On Acid steers clear of clichéd acid tropes—you won't find frothy rapids of caustic goo or obnoxious squelch anywhere. Instead, Recondite explores subtler strains of the corrosive solution, highlighting its nuance and deceptive potential for outright beauty. The 303 is treated almost like a string instrument, Recondite plucking resonant frequencies with varied levels of intensity and coaxing shuddering climax out of key notes. On the album's opening track, "Petrichor," with its woodblock percussion and careful synth work, you might not even notice the "acid" part at all—that is, until the knobs twiddle just slightly to reveal glints of resonance, stunning little flashes that light up the otherwise desolate landscapes.
It's that sense of abyss and silence that makes On Acid so gripping even at its most sedate, and what renders its two lengthy centerpieces as stunning portraits of melancholy. "Tie In" rarely manages much more than a murmur, but its 303 line lights a beautifully downcast path through the pitch-dark step-by-step, like it's keeping the track on life support. The similarly downtrodden "Harbinger" implodes its own acid trails into gorgeous meltdowns of sonorous screech, that familiar overdriven sound turned into pure grief. It's not all glazed looks and dour faces, however, and Recondite tries his hand successfully at more dance-oriented tracks, particularly with the earwormy chord progression of "Sultry" and the go-for-broke closer "Jaded" (think Burial's "Raver").

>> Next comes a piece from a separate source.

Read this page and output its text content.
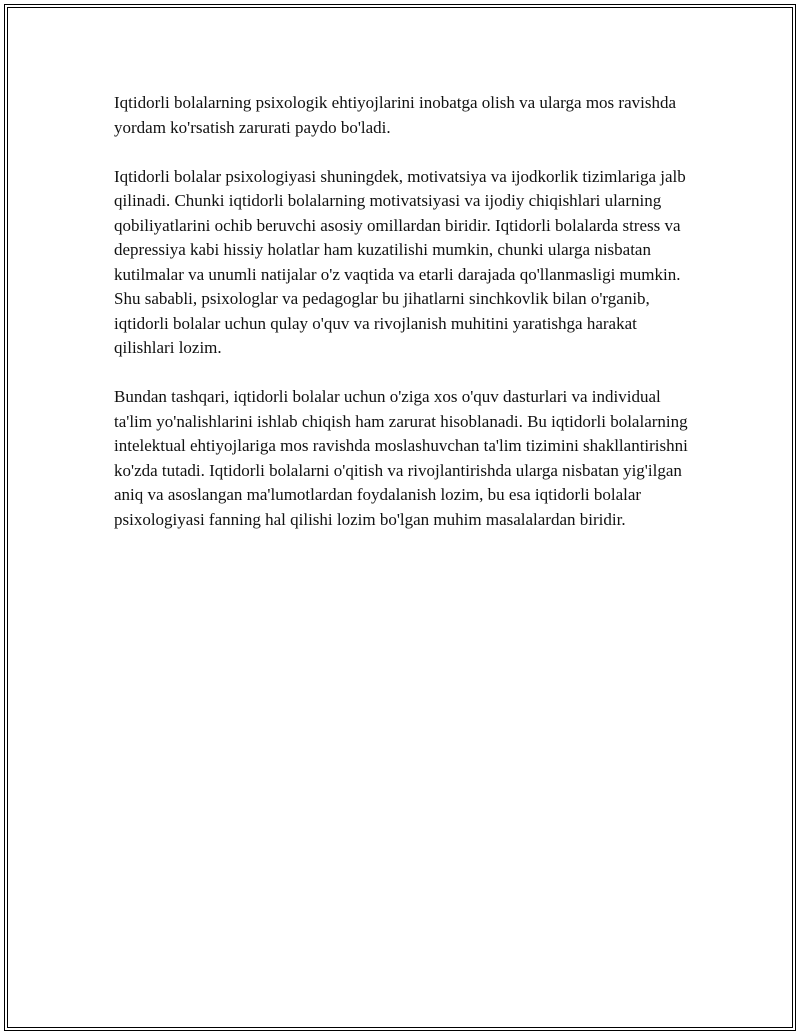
Iqtidorli bolalarning psixologik ehtiyojlarini inobatga olish va ularga mos ravishda yordam ko'rsatish zarurati paydo bo'ladi.

Iqtidorli bolalar psixologiyasi shuningdek, motivatsiya va ijodkorlik tizimlariga jalb qilinadi. Chunki iqtidorli bolalarning motivatsiyasi va ijodiy chiqishlari ularning qobiliyatlarini ochib beruvchi asosiy omillardan biridir. Iqtidorli bolalarda stress va depressiya kabi hissiy holatlar ham kuzatilishi mumkin, chunki ularga nisbatan kutilmalar va unumli natijalar o'z vaqtida va etarli darajada qo'llanmasligi mumkin. Shu sababli, psixologlar va pedagoglar bu jihatlarni sinchkovlik bilan o'rganib, iqtidorli bolalar uchun qulay o'quv va rivojlanish muhitini yaratishga harakat qilishlari lozim.

Bundan tashqari, iqtidorli bolalar uchun o'ziga xos o'quv dasturlari va individual ta'lim yo'nalishlarini ishlab chiqish ham zarurat hisoblanadi. Bu iqtidorli bolalarning intelektual ehtiyojlariga mos ravishda moslashuvchan ta'lim tizimini shakllantirishni ko'zda tutadi. Iqtidorli bolalarni o'qitish va rivojlantirishda ularga nisbatan yig'ilgan aniq va asoslangan ma'lumotlardan foydalanish lozim, bu esa iqtidorli bolalar psixologiyasi fanning hal qilishi lozim bo'lgan muhim masalalardan biridir.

The album is rounded off by two remixes from Tin Man and Scuba, both of whom put different kinds of conventional "dance music" stamps on Recondite's astringent minimalist exercises. They're on typically strong form, but they're ultimately unnecessary because Recondite's work stands on its own, feeling strangely divorced both from his previous output and especially from over two decades worth of acid house history.